The 161 students donned their distinctive coats for the first time, starting their journey toward acquisition of a Medical Degree (M.D.), which will be completed in three or four years, depending on their selected academic track.

“Hackensack Meridian Health’s mission to transform healthcare starts at the School of Medicine, as we transform medical education.  The School was our vision to help lead progressive and transformative change in New Jersey health care,’’ said Robert C. Garrett, FACHE, the CEO of Hackensack Meridian Health. “It has surpassed expectations in every way.”

“We are fulfilling our vision with each new group of promising students by introducing them to the complexities of the medical world which must include the social and economic determinants of health in addition to those components traditionally regarded as constituting the field of medicine” said Bonita Stanton, M.D., the Founding Dean of the Hackensack Meridian School of Medicine. “As each new class matriculates, we are positively impacting the way in which medicine is taught.”

More than 6,000 students applied to join this year’s class. The cohort includes one nurse and one pharmacist, and four students with advanced degrees.

The makeup of the class continues the School’s tradition of diversity.

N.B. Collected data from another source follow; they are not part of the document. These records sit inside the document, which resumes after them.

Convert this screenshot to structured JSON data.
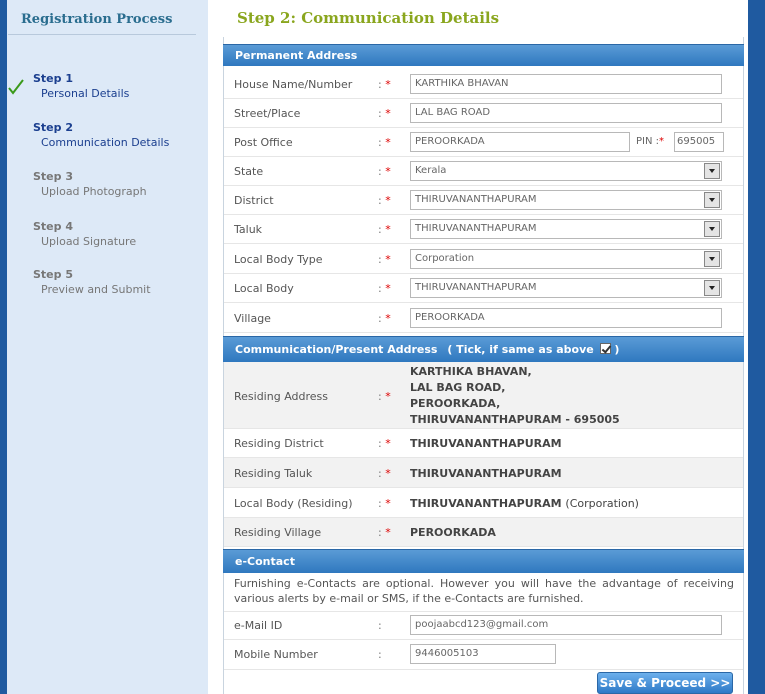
{
  "sidebar": {
    "title": "Registration Process",
    "steps": [
      {
        "num": "Step 1",
        "label": "Personal Details",
        "done": true
      },
      {
        "num": "Step 2",
        "label": "Communication Details",
        "active": true
      },
      {
        "num": "Step 3",
        "label": "Upload Photograph"
      },
      {
        "num": "Step 4",
        "label": "Upload Signature"
      },
      {
        "num": "Step 5",
        "label": "Preview and Submit"
      }
    ]
  },
  "main": {
    "title": "Step 2: Communication Details"
  },
  "permanent": {
    "header": "Permanent Address",
    "required_mark": "*",
    "colon": ":",
    "house_label": "House Name/Number",
    "house_value": "KARTHIKA BHAVAN",
    "street_label": "Street/Place",
    "street_value": "LAL BAG ROAD",
    "post_label": "Post Office",
    "post_value": "PEROORKADA",
    "pin_label": "PIN :",
    "pin_value": "695005",
    "state_label": "State",
    "state_value": "Kerala",
    "district_label": "District",
    "district_value": "THIRUVANANTHAPURAM",
    "taluk_label": "Taluk",
    "taluk_value": "THIRUVANANTHAPURAM",
    "lbtype_label": "Local Body Type",
    "lbtype_value": "Corporation",
    "lb_label": "Local Body",
    "lb_value": "THIRUVANANTHAPURAM",
    "village_label": "Village",
    "village_value": "PEROORKADA"
  },
  "present": {
    "header": "Communication/Present Address",
    "tick_label": "( Tick, if same as above",
    "tick_close": ")",
    "addr_label": "Residing Address",
    "addr_line1": "KARTHIKA BHAVAN,",
    "addr_line2": "LAL BAG ROAD,",
    "addr_line3": "PEROORKADA,",
    "addr_line4": "THIRUVANANTHAPURAM - 695005",
    "district_label": "Residing District",
    "district_value": "THIRUVANANTHAPURAM",
    "taluk_label": "Residing Taluk",
    "taluk_value": "THIRUVANANTHAPURAM",
    "lb_label": "Local Body (Residing)",
    "lb_value": "THIRUVANANTHAPURAM",
    "lb_type": "(Corporation)",
    "village_label": "Residing Village",
    "village_value": "PEROORKADA"
  },
  "econtact": {
    "header": "e-Contact",
    "notice": "Furnishing e-Contacts are optional. However you will have the advantage of receiving various alerts by e-mail or SMS, if the e-Contacts are furnished.",
    "email_label": "e-Mail ID",
    "email_value": "poojaabcd123@gmail.com",
    "mobile_label": "Mobile Number",
    "mobile_value": "9446005103"
  },
  "save_button": "Save & Proceed >>"
}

Thirty of its members are from groups categorized as under-represented in medicine (URIM).  The students speak a total of 36 different languages, and come from 20 different states.

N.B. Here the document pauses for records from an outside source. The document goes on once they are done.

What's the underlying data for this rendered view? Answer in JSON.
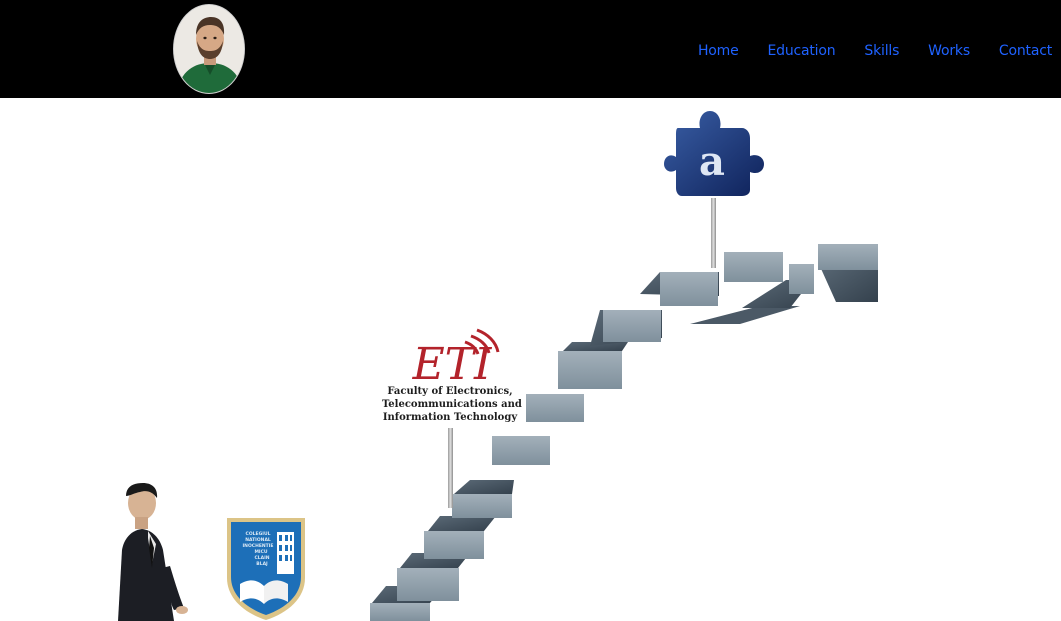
{
  "nav": {
    "avatar_alt": "Profile photo",
    "items": [
      {
        "label": "Home"
      },
      {
        "label": "Education"
      },
      {
        "label": "Skills"
      },
      {
        "label": "Works"
      },
      {
        "label": "Contact"
      }
    ],
    "link_color": "#1f62ff",
    "background": "#000000"
  },
  "hero": {
    "faculty_logo": {
      "letters": "ETI",
      "lines": [
        "Faculty of Electronics,",
        "Telecommunications and",
        "Information Technology"
      ]
    },
    "school_emblem": {
      "lines": [
        "COLEGIUL",
        "NATIONAL",
        "INOCHENTIE",
        "MICU",
        "CLAIN",
        "BLAJ"
      ]
    },
    "puzzle_icon_letter": "a",
    "stair_color": "#8a9aa6"
  }
}
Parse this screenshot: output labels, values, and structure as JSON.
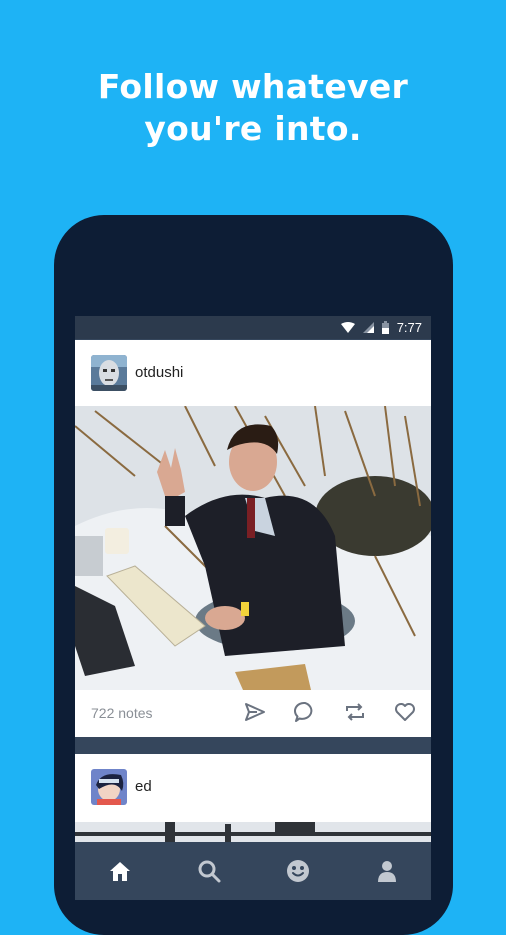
{
  "headline": {
    "line1": "Follow whatever",
    "line2": "you're into."
  },
  "statusbar": {
    "time": "7:77",
    "icons": [
      "wifi-icon",
      "cell-signal-icon",
      "battery-icon"
    ]
  },
  "posts": [
    {
      "username": "otdushi",
      "notes": "722 notes",
      "actions": [
        "share-icon",
        "reply-icon",
        "reblog-icon",
        "like-icon"
      ]
    },
    {
      "username": "ed"
    }
  ],
  "navbar": {
    "items": [
      "home-icon",
      "search-icon",
      "smiley-icon",
      "account-icon"
    ]
  },
  "colors": {
    "background": "#1eb3f5",
    "phone": "#0d1d35",
    "navbar": "#35465c",
    "statusbar": "#2c3a4d"
  }
}
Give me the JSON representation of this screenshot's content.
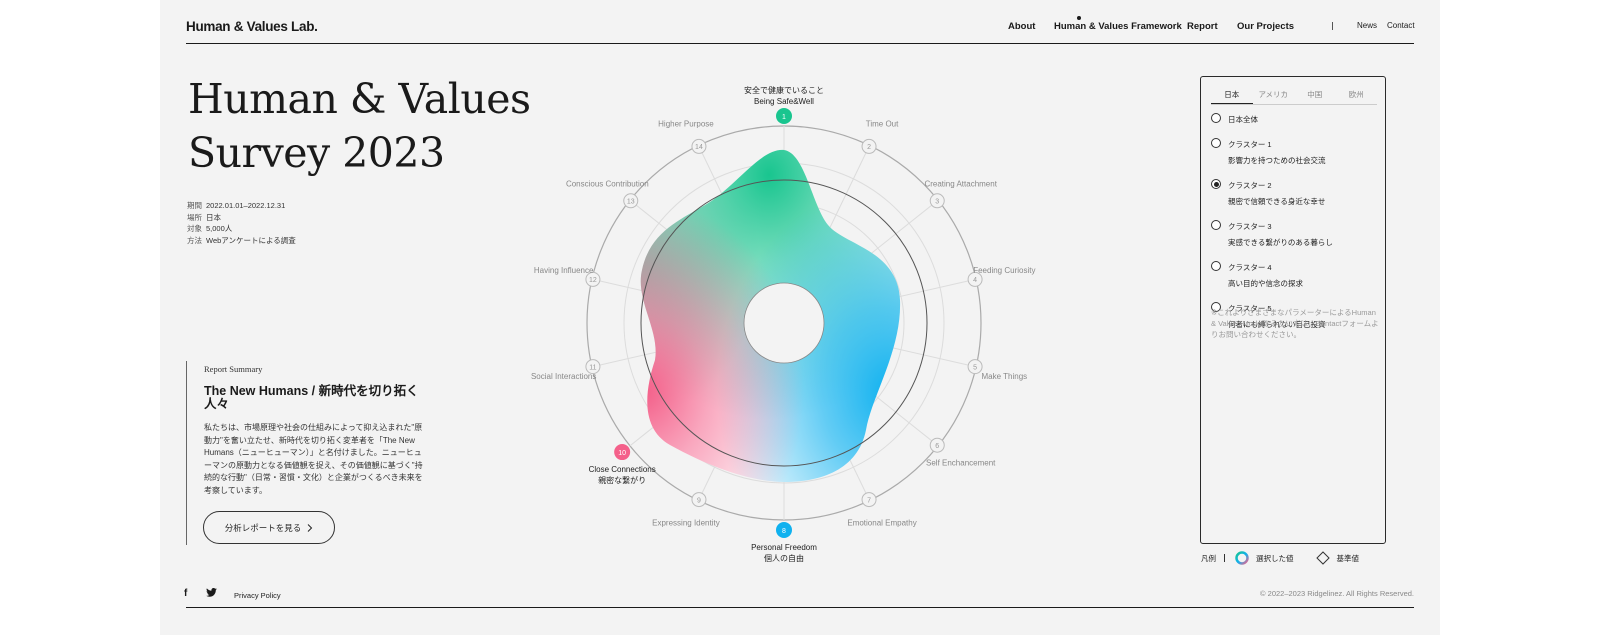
{
  "header": {
    "logo": "Human & Values Lab.",
    "nav": [
      "About",
      "Human & Values Framework",
      "Report",
      "Our Projects"
    ],
    "nav_secondary": [
      "News",
      "Contact"
    ]
  },
  "hero": {
    "title_line1": "Human & Values",
    "title_line2": "Survey 2023",
    "meta": [
      {
        "key": "期間",
        "value": "2022.01.01–2022.12.31"
      },
      {
        "key": "場所",
        "value": "日本"
      },
      {
        "key": "対象",
        "value": "5,000人"
      },
      {
        "key": "方法",
        "value": "Webアンケートによる調査"
      }
    ]
  },
  "summary": {
    "label": "Report Summary",
    "heading": "The New Humans / 新時代を切り拓く人々",
    "body": "私たちは、市場原理や社会の仕組みによって抑え込まれた\"原動力\"を奮い立たせ、新時代を切り拓く変革者を「The New Humans（ニューヒューマン）」と名付けました。ニューヒューマンの原動力となる価値観を捉え、その価値観に基づく\"持続的な行動\"（日常・習慣・文化）と企業がつくるべき未来を考察しています。",
    "button": "分析レポートを見る",
    "button_icon": "chevron-right-icon"
  },
  "radar": {
    "axes": [
      {
        "num": "1",
        "label": "Being Safe&Well",
        "jp": "安全で健康でいること",
        "highlight": true,
        "color": "#19c58f"
      },
      {
        "num": "2",
        "label": "Time Out"
      },
      {
        "num": "3",
        "label": "Creating Attachment"
      },
      {
        "num": "4",
        "label": "Feeding Curiosity"
      },
      {
        "num": "5",
        "label": "Make Things"
      },
      {
        "num": "6",
        "label": "Self Enchancement"
      },
      {
        "num": "7",
        "label": "Emotional Empathy"
      },
      {
        "num": "8",
        "label": "Personal Freedom",
        "jp": "個人の自由",
        "highlight": true,
        "color": "#0fb1ef"
      },
      {
        "num": "9",
        "label": "Expressing Identity"
      },
      {
        "num": "10",
        "label": "Close Connections",
        "jp": "親密な繋がり",
        "highlight": true,
        "color": "#f4608a"
      },
      {
        "num": "11",
        "label": "Social Interactions"
      },
      {
        "num": "12",
        "label": "Having Influence"
      },
      {
        "num": "13",
        "label": "Conscious Contribution"
      },
      {
        "num": "14",
        "label": "Higher Purpose"
      }
    ],
    "colors": {
      "green": "#19c58f",
      "blue": "#0fb1ef",
      "pink": "#f4608a"
    }
  },
  "panel": {
    "tabs": [
      "日本",
      "アメリカ",
      "中国",
      "欧州"
    ],
    "active_tab": "日本",
    "options": [
      {
        "title": "日本全体",
        "sub": "",
        "selected": false
      },
      {
        "title": "クラスター 1",
        "sub": "影響力を持つための社会交流",
        "selected": false
      },
      {
        "title": "クラスター 2",
        "sub": "親密で信頼できる身近な幸せ",
        "selected": true
      },
      {
        "title": "クラスター 3",
        "sub": "実感できる繋がりのある暮らし",
        "selected": false
      },
      {
        "title": "クラスター 4",
        "sub": "高い目的や信念の探求",
        "selected": false
      },
      {
        "title": "クラスター 5",
        "sub": "何者にも縛られない自己投資",
        "selected": false
      }
    ],
    "note": "※これよりさまざまなパラメーターによるHuman & Values Modelをみたい方は、Contactフォームよりお問い合わせください。"
  },
  "legend": {
    "label": "凡例",
    "selected": "選択した値",
    "baseline": "基準値"
  },
  "footer": {
    "icons": [
      "facebook-icon",
      "twitter-icon"
    ],
    "privacy": "Privacy Policy",
    "copyright": "© 2022–2023 Ridgelinez. All Rights Reserved."
  }
}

The School admitted its first class in 2018 with 60 students. Each year has brought an increasing number of students, leading to this fourth year of admissions.

Students have the opportunity for a three-year path to residency, or an optional fourth year which offers combined master’s degree or graduate certificate programs, intense clinical immersion, or focused research. Defining features of the curriculum include the Human Dimension, a longitudinal course which pairs students with people out in the community to foster real-world clinical skills outside a hospital or doctor’s office.

“The School features the traditional aspects of medical education, but also the unique aspects of what we think should be in a 21st century medical education,” said Jeffrey Boscamp, M.D., vice dean of the medical school and a professor of pediatrics. “This is the way we train the best doctors for the future.”